Categorization of text

Some thoughts on how Saplo API can be used to categorize text. In this case we want to extract text from a webpage and then determine what category the text belong to.

Content Extraction

To get as good a result as possible, it's important to insert as clean content as possible into the Saplo API. And by clean I mean that it's only relevant text content - so we basically want to do away with for example HTML menus.

An easy way to do this is to use something like the Readability algorithm, that find the best text content on a web page and cleans away the rest. It's ported to several languages.

It's also important that the content you insert is encoded using UTF-8.

Setup

First of all, you have to have some content to construct the categories themselves, so the API will know what it's comparing against when it's looking at a text.

To do this, you will need to create three different "resources" inside the Saplo API.

First up is to create a collection (which is sort of a "container" for a large number of texts), you will get back an ID when you create the collection. This has to be saved for later use.

Then you add the texts (that are going to make up the categories) to the collection - using the previously mentioned collection ID. You should also save the ID:s returned when you create a new text.

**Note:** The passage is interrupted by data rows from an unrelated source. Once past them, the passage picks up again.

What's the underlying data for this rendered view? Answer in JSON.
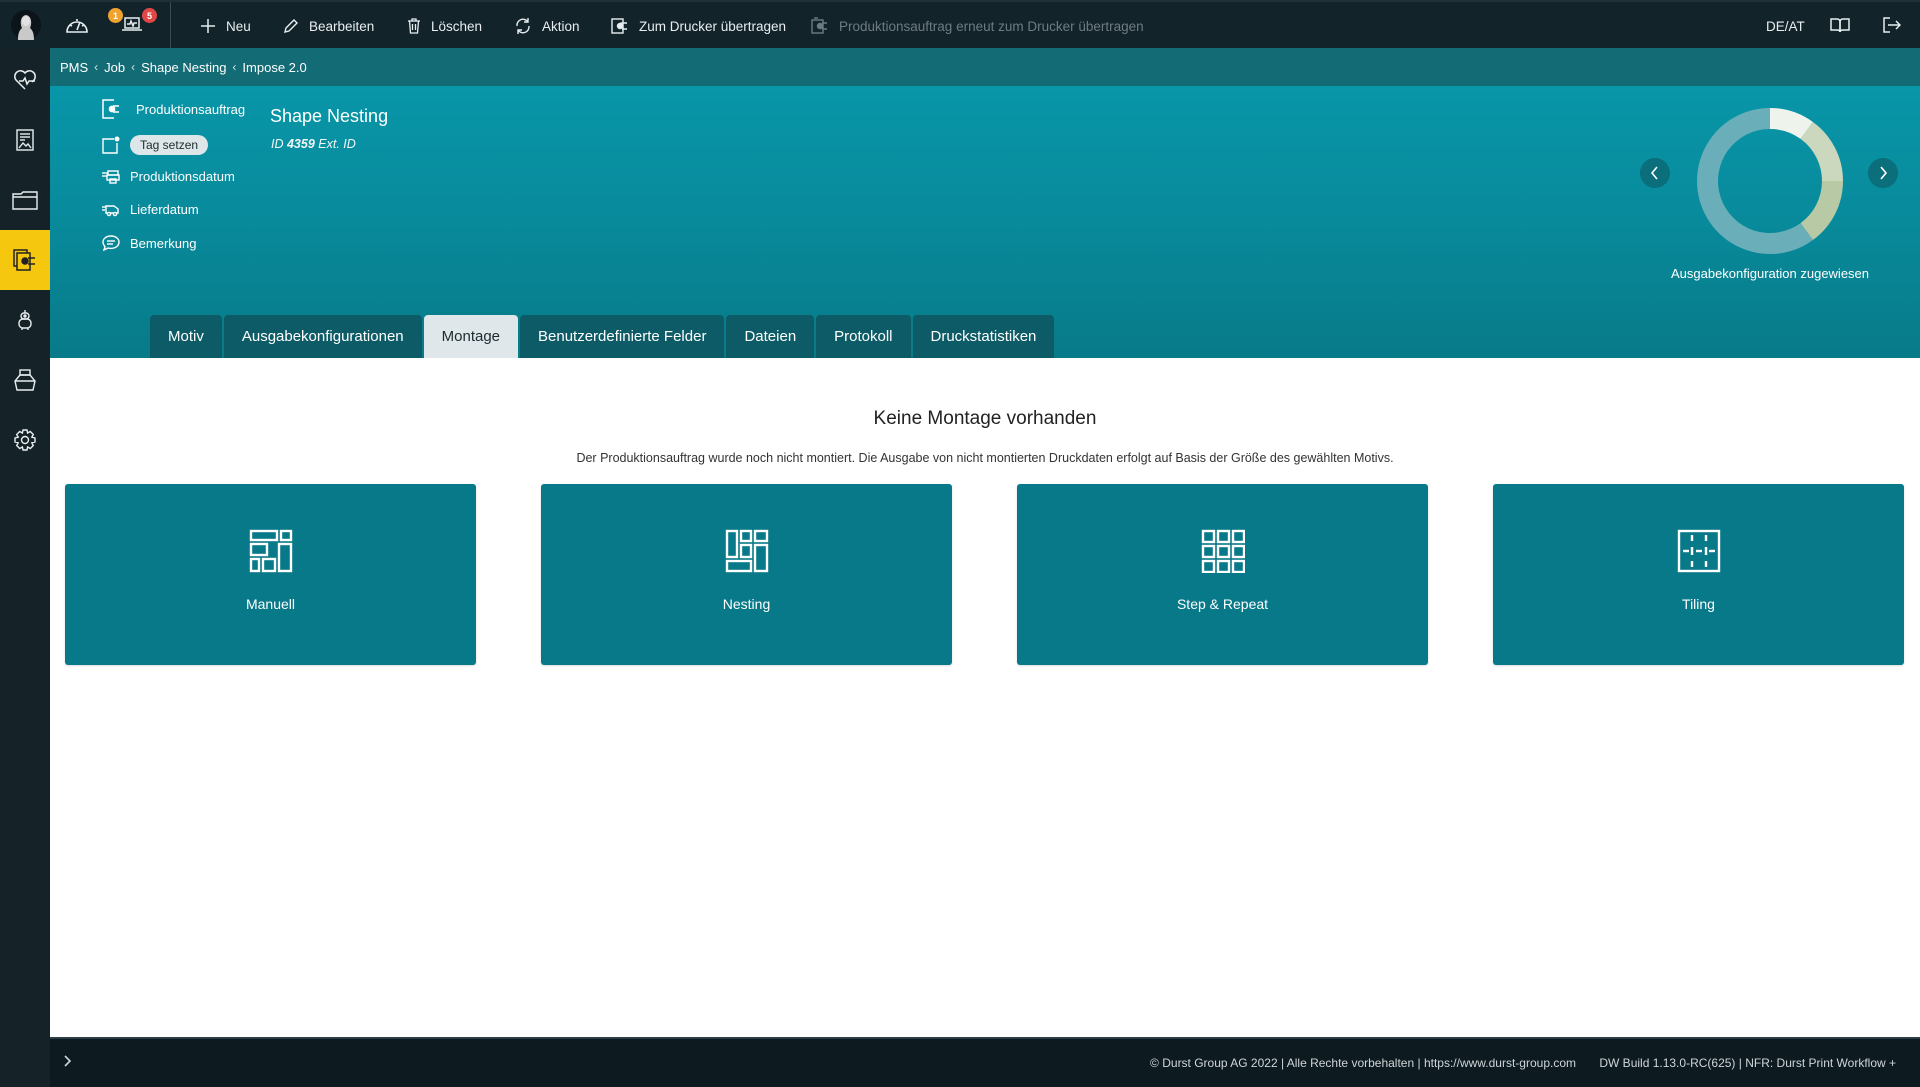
{
  "topbar": {
    "notifications": {
      "warning_count": "1",
      "alert_count": "5"
    },
    "actions": [
      {
        "label": "Neu",
        "icon": "plus-icon",
        "enabled": true
      },
      {
        "label": "Bearbeiten",
        "icon": "pencil-icon",
        "enabled": true
      },
      {
        "label": "Löschen",
        "icon": "trash-icon",
        "enabled": true
      },
      {
        "label": "Aktion",
        "icon": "refresh-icon",
        "enabled": true
      },
      {
        "label": "Zum Drucker übertragen",
        "icon": "send-to-printer-icon",
        "enabled": true
      },
      {
        "label": "Produktionsauftrag erneut zum Drucker übertragen",
        "icon": "resend-to-printer-icon",
        "enabled": false
      }
    ],
    "locale": "DE/AT"
  },
  "sidebar": {
    "items": [
      {
        "name": "health",
        "icon": "heart-pulse-icon",
        "active": false
      },
      {
        "name": "motifs",
        "icon": "image-document-icon",
        "active": false
      },
      {
        "name": "jobs",
        "icon": "folder-icon",
        "active": false
      },
      {
        "name": "production-orders",
        "icon": "production-order-icon",
        "active": true
      },
      {
        "name": "robot",
        "icon": "robot-icon",
        "active": false
      },
      {
        "name": "ink",
        "icon": "ink-bottle-icon",
        "active": false
      },
      {
        "name": "settings",
        "icon": "gear-icon",
        "active": false
      }
    ]
  },
  "breadcrumb": [
    "PMS",
    "Job",
    "Shape Nesting",
    "Impose 2.0"
  ],
  "header": {
    "type_label": "Produktionsauftrag",
    "title": "Shape Nesting",
    "id_prefix": "ID",
    "id_value": "4359",
    "ext_id_label": "Ext. ID",
    "tag_button": "Tag setzen",
    "fields": [
      "Produktionsdatum",
      "Lieferdatum",
      "Bemerkung"
    ],
    "status_donut": {
      "label": "Ausgabekonfiguration zugewiesen",
      "segments": [
        {
          "fraction": 0.1,
          "color": "#eef3ec"
        },
        {
          "fraction": 0.15,
          "color": "#ccd8bd"
        },
        {
          "fraction": 0.15,
          "color": "#b8c9a6"
        },
        {
          "fraction": 0.6,
          "color": "#6aaeb9"
        }
      ]
    }
  },
  "tabs": [
    {
      "label": "Motiv",
      "active": false
    },
    {
      "label": "Ausgabekonfigurationen",
      "active": false
    },
    {
      "label": "Montage",
      "active": true
    },
    {
      "label": "Benutzerdefinierte Felder",
      "active": false
    },
    {
      "label": "Dateien",
      "active": false
    },
    {
      "label": "Protokoll",
      "active": false
    },
    {
      "label": "Druckstatistiken",
      "active": false
    }
  ],
  "content": {
    "title": "Keine Montage vorhanden",
    "subtitle": "Der Produktionsauftrag wurde noch nicht montiert. Die Ausgabe von nicht montierten Druckdaten erfolgt auf Basis der Größe des gewählten Motivs.",
    "cards": [
      {
        "label": "Manuell",
        "icon": "manual-layout-icon"
      },
      {
        "label": "Nesting",
        "icon": "nesting-layout-icon"
      },
      {
        "label": "Step & Repeat",
        "icon": "step-repeat-grid-icon"
      },
      {
        "label": "Tiling",
        "icon": "tiling-icon"
      }
    ]
  },
  "footer": {
    "copyright": "© Durst Group AG 2022 | Alle Rechte vorbehalten | https://www.durst-group.com",
    "build": "DW Build 1.13.0-RC(625)  |  NFR: Durst Print Workflow +"
  },
  "colors": {
    "accent_yellow": "#f5c80f",
    "teal_primary": "#087988",
    "topbar_bg": "#13232a",
    "warning_badge": "#f0a22e",
    "alert_badge": "#e04848"
  }
}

Ok, so say you've inserted 50 articles or webpages containing content about Apple, and 50 articles about automobiles. Somehow we have to tie these texts together. In the Saplo API, we do this using Groups - which is a kind of a subcontainer for texts.
So create appropriate groups and add the correct texts to them (using the texts ID's you got back from the API).

Basic Use

By now you have the framework set up to do categorization, and you want to categorize a web page or a site.

There's only two steps involved in doing this.

First you add the content that you want to categorize as a text (add it to the collection you created in the setup).
Then you use ask the API which Groups are the most similar to that single text - you will be given back a list of your previously created groups, as well as a measure of relevance for each Group against the Text.